The novelty records of the past were intended to be novelty records. Psy's Gangnam Style was not, and had the video been different, we would be as ignorant of him now as were six months ago. The track is a satire on the pretentious dwellers of city's district, but it hasn't resonated with the world for this reason. Similarly, we were not impressed, watching the initial footage taken at the market stall, by One Pound Fish Man's ability to sell fish, but rather amused by it. Both acts did not set out to amuse or entertain. One set out to satirise his city, the other to sell fish. There is no sense of irony. I can remember from my personal school days, the bullying children encouraging a rather overweight boy to sing and dance. He relished the opportunity to perform, and his act was greeted with great applause and laughter, and yet he couldn't see that they were laughing at him. This is a crude analogy, but it is rather the same thing. Negative celebration. Psy, and One Pound Fish Man, (the latter admittedly to a lesser extent,) have been heralded by millions, set up, and subsequently laughed at.

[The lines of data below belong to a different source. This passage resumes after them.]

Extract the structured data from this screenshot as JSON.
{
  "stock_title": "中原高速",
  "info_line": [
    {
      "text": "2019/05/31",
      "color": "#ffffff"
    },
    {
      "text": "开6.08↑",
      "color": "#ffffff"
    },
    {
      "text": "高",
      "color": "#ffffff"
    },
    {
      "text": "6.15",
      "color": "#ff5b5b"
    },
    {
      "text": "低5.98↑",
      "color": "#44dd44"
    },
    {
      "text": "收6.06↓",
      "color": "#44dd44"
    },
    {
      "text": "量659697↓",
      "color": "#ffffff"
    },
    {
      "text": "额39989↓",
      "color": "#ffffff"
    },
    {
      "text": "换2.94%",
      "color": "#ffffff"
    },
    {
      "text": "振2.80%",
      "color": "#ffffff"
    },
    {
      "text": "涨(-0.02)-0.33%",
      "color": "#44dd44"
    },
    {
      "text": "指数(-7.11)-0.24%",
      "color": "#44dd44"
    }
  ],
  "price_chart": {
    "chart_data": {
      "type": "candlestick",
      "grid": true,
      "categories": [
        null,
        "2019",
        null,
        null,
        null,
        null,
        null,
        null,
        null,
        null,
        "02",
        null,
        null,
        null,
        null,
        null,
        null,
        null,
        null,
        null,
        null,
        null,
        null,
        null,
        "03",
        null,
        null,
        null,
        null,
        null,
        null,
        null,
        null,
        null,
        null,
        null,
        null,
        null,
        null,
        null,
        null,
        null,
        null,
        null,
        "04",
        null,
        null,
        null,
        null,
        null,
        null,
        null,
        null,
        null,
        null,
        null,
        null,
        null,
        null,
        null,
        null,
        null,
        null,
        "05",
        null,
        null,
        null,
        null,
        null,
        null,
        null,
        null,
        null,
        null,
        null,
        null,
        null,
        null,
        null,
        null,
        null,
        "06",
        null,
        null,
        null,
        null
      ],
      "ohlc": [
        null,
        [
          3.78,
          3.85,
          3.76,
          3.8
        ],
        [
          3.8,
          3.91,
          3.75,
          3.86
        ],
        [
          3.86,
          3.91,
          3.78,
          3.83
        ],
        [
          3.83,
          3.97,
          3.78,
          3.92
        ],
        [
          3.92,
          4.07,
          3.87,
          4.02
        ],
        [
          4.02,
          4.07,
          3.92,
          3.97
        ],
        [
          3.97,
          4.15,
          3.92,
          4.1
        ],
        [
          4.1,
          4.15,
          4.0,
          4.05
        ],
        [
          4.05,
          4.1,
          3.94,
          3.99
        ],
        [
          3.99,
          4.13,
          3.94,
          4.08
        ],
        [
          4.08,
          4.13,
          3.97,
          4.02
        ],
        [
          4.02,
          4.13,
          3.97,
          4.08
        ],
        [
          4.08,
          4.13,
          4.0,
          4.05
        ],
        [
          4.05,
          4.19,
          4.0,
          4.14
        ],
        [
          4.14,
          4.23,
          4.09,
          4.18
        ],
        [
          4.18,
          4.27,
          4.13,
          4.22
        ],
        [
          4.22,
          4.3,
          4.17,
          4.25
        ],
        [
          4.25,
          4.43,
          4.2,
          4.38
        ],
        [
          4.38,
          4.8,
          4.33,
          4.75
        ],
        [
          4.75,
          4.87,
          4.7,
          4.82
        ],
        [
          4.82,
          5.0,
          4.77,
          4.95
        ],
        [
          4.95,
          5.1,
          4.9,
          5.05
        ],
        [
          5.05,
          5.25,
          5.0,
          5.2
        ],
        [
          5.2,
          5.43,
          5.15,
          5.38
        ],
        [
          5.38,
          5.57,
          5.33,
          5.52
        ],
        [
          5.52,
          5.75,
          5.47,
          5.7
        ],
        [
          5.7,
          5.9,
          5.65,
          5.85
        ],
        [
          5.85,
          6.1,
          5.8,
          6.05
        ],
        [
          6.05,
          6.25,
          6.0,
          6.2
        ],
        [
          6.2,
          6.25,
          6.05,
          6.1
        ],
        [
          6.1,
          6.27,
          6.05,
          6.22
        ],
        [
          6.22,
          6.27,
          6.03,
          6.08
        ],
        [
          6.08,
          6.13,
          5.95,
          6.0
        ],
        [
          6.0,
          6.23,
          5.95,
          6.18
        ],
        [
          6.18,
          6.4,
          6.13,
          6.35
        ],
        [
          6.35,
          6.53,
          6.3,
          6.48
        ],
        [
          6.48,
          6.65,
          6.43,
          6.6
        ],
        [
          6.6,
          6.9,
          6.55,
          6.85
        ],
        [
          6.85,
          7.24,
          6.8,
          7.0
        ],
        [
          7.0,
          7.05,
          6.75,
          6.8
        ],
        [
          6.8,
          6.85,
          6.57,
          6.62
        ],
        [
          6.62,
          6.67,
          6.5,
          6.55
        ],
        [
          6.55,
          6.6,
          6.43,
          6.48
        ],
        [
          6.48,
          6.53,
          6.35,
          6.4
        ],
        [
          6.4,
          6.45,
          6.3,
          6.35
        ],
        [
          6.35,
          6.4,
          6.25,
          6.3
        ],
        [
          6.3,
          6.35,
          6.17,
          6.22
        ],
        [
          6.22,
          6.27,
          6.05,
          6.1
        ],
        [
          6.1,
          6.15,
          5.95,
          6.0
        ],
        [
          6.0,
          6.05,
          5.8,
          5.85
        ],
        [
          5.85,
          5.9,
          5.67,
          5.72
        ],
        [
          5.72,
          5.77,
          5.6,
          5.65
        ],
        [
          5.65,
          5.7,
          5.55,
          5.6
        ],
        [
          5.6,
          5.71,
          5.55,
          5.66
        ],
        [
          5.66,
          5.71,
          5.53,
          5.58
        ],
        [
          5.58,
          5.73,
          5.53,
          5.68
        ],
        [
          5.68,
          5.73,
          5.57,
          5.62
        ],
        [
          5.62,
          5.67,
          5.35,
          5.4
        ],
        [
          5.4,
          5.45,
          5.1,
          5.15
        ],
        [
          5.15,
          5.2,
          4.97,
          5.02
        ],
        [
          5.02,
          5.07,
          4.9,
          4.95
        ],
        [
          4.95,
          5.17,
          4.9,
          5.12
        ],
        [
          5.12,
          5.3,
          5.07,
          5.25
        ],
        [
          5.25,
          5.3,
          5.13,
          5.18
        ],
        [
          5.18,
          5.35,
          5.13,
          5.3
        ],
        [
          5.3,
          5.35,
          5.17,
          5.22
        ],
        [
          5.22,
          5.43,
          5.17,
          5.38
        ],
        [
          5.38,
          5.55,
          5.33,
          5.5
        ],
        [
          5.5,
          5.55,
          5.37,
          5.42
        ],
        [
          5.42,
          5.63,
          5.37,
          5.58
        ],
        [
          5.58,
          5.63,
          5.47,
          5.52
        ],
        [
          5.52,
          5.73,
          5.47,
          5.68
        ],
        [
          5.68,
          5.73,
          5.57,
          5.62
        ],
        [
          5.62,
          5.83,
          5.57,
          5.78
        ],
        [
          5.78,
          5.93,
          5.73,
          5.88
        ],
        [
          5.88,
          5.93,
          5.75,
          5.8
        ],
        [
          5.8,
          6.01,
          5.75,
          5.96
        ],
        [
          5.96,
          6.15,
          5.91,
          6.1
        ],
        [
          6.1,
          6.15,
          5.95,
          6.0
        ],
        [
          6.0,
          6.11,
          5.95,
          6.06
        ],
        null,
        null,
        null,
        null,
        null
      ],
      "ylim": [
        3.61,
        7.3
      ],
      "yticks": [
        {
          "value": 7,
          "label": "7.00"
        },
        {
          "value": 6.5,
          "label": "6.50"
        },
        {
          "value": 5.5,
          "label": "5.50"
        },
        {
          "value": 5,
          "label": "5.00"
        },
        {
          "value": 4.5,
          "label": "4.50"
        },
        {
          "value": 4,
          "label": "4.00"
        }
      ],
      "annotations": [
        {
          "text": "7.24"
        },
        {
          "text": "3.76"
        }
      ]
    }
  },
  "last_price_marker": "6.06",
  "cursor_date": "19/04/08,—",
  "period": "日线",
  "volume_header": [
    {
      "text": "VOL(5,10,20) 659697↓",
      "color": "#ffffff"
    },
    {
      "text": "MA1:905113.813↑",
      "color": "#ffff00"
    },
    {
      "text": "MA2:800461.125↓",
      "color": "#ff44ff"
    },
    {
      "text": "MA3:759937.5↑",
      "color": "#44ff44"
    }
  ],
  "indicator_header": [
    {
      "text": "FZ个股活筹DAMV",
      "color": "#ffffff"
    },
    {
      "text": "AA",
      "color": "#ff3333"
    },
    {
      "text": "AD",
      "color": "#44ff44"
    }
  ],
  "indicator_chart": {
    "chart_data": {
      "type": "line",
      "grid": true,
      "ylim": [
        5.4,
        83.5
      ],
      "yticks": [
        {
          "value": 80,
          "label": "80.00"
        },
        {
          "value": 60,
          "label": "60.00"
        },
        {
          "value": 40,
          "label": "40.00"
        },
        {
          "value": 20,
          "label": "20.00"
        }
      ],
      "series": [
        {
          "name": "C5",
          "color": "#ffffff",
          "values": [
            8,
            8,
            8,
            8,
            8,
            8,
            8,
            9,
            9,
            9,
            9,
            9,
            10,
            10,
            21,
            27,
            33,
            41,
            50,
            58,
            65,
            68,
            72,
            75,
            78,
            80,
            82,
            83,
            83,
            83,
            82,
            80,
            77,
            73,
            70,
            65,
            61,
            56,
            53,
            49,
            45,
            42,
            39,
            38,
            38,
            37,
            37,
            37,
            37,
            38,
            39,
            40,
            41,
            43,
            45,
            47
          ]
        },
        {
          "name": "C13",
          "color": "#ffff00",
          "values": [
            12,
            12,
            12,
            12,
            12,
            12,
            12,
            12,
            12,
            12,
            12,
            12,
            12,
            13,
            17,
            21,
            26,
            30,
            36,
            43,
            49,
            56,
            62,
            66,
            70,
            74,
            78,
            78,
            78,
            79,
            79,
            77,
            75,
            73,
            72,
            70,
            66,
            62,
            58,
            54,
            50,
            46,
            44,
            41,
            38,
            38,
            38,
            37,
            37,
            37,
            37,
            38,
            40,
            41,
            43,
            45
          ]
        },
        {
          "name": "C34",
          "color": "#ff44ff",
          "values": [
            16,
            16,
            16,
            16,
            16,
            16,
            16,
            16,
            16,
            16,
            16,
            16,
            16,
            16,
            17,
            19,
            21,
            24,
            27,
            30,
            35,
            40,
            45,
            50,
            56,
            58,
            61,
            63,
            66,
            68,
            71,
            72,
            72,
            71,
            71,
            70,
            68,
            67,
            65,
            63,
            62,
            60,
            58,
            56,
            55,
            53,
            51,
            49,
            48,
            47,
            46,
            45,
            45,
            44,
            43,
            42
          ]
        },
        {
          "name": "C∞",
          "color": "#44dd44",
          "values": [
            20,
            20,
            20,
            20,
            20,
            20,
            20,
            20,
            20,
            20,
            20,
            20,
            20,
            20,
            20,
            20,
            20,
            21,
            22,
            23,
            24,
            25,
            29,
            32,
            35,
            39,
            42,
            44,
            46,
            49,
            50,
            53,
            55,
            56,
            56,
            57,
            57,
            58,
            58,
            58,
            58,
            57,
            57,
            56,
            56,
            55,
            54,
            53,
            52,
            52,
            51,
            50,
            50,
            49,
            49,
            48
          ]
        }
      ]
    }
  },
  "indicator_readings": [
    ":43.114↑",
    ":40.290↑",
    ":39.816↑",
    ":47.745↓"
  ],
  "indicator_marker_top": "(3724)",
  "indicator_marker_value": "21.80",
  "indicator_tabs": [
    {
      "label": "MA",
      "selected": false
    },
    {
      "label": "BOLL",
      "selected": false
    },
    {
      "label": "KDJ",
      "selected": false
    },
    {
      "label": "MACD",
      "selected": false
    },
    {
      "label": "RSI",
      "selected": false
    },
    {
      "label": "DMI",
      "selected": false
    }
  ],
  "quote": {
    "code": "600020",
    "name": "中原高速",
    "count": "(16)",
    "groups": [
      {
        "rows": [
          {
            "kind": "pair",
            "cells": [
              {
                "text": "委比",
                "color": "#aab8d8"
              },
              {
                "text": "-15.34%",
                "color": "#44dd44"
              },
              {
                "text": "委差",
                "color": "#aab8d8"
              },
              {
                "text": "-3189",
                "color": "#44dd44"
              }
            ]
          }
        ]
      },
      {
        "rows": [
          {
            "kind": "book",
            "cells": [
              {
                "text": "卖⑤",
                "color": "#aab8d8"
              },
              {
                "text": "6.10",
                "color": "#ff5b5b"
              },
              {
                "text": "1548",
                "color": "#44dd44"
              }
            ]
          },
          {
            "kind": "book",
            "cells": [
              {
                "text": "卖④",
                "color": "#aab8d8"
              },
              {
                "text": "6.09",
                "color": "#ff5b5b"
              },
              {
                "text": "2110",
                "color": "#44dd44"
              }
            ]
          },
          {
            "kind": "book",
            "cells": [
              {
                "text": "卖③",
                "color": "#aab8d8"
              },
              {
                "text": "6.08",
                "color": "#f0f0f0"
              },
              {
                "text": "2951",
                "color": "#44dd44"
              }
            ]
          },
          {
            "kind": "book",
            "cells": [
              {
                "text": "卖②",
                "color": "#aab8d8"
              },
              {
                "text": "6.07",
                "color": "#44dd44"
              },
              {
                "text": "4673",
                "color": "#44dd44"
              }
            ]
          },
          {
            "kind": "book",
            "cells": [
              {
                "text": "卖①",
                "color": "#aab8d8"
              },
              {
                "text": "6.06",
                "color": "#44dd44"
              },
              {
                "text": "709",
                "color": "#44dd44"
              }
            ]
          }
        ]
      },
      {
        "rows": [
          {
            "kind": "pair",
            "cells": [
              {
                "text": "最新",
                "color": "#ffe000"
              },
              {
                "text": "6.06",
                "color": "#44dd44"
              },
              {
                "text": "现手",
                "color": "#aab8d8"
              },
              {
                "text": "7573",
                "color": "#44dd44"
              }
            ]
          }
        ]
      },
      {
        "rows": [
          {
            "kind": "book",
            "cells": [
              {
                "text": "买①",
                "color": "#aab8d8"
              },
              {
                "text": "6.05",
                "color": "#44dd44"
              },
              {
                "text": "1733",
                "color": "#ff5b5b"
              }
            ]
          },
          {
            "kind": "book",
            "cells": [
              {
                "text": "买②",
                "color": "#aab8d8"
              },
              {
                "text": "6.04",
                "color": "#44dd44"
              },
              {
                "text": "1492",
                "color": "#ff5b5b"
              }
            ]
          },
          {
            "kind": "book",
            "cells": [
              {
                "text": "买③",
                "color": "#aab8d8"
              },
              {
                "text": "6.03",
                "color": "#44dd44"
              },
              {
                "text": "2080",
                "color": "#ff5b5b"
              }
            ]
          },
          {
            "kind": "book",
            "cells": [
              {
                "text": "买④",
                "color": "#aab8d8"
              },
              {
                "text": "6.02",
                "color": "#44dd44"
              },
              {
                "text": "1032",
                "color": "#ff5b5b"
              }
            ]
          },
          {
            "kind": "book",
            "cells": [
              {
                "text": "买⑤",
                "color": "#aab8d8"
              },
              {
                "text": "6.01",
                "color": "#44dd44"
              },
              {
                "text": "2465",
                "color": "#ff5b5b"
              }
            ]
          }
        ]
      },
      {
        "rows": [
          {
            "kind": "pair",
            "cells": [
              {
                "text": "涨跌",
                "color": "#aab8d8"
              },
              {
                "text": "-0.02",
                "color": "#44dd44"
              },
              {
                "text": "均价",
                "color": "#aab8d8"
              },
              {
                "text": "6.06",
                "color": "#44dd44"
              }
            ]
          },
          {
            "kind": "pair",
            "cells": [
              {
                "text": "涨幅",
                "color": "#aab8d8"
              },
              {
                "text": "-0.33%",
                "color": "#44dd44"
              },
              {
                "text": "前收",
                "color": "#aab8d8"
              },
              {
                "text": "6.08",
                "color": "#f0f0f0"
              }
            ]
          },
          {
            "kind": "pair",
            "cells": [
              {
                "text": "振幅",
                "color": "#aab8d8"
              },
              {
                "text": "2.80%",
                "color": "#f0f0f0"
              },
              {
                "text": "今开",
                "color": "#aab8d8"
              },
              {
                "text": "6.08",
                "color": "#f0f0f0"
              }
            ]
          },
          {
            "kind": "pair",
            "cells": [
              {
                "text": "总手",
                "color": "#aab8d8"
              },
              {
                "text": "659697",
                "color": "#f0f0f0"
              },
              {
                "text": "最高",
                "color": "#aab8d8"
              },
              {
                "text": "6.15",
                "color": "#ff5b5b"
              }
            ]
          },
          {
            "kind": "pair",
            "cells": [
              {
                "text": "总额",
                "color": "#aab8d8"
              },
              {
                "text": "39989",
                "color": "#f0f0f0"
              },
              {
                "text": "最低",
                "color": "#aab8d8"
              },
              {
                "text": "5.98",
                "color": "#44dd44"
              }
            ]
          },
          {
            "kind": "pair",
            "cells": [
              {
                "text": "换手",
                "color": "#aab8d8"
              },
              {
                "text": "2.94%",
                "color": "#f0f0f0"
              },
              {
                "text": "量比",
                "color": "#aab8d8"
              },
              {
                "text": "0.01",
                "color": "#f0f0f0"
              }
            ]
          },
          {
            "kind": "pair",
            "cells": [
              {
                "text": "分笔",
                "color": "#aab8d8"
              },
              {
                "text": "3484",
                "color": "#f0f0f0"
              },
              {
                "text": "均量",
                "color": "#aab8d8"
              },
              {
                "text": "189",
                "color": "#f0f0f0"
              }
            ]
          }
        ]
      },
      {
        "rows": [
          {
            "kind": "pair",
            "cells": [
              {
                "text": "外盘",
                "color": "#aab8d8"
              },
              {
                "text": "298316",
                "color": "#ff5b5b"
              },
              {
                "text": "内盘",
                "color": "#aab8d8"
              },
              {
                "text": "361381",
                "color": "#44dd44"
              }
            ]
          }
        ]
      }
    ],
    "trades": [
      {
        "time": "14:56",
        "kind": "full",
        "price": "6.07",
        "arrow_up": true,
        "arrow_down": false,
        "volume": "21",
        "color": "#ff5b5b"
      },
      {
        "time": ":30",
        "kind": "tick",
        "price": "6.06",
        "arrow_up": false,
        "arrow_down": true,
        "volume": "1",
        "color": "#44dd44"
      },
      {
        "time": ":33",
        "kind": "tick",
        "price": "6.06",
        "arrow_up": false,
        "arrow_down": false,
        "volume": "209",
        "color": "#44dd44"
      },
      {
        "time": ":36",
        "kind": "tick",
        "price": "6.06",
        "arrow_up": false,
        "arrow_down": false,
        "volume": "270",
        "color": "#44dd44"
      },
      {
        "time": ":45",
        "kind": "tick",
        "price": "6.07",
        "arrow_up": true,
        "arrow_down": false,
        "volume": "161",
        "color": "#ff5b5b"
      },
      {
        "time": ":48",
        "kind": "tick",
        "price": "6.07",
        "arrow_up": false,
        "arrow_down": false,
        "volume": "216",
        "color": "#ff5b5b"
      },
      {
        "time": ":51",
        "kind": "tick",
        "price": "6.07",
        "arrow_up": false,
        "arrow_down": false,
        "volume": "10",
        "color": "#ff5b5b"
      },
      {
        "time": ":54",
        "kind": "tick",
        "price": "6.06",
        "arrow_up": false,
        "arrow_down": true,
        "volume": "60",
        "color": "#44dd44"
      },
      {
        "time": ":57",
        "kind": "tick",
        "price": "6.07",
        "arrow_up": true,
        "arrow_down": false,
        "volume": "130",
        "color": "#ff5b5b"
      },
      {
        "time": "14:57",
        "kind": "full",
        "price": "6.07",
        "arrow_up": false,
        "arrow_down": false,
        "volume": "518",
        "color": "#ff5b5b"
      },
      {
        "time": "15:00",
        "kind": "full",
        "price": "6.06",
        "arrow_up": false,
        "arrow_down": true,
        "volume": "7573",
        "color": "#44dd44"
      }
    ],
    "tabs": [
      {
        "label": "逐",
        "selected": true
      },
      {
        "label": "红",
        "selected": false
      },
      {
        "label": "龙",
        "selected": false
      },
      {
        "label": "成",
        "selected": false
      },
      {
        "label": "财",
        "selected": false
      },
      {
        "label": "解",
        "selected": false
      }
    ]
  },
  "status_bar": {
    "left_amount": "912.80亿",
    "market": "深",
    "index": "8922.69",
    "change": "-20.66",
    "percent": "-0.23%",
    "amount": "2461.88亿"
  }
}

Both acts are set for financial success, and so in a sense they will have the last laugh. And when the novelty, inevitably, wears off and they fade back into obscurity, they will be remembered, not for their music, but the craze that followed it. While no harm or hurt is intended by the celebrators, I feel it is shameful that in this age of globalisation and mass emigration people from a visibly different culture are still laughed at for simply being different.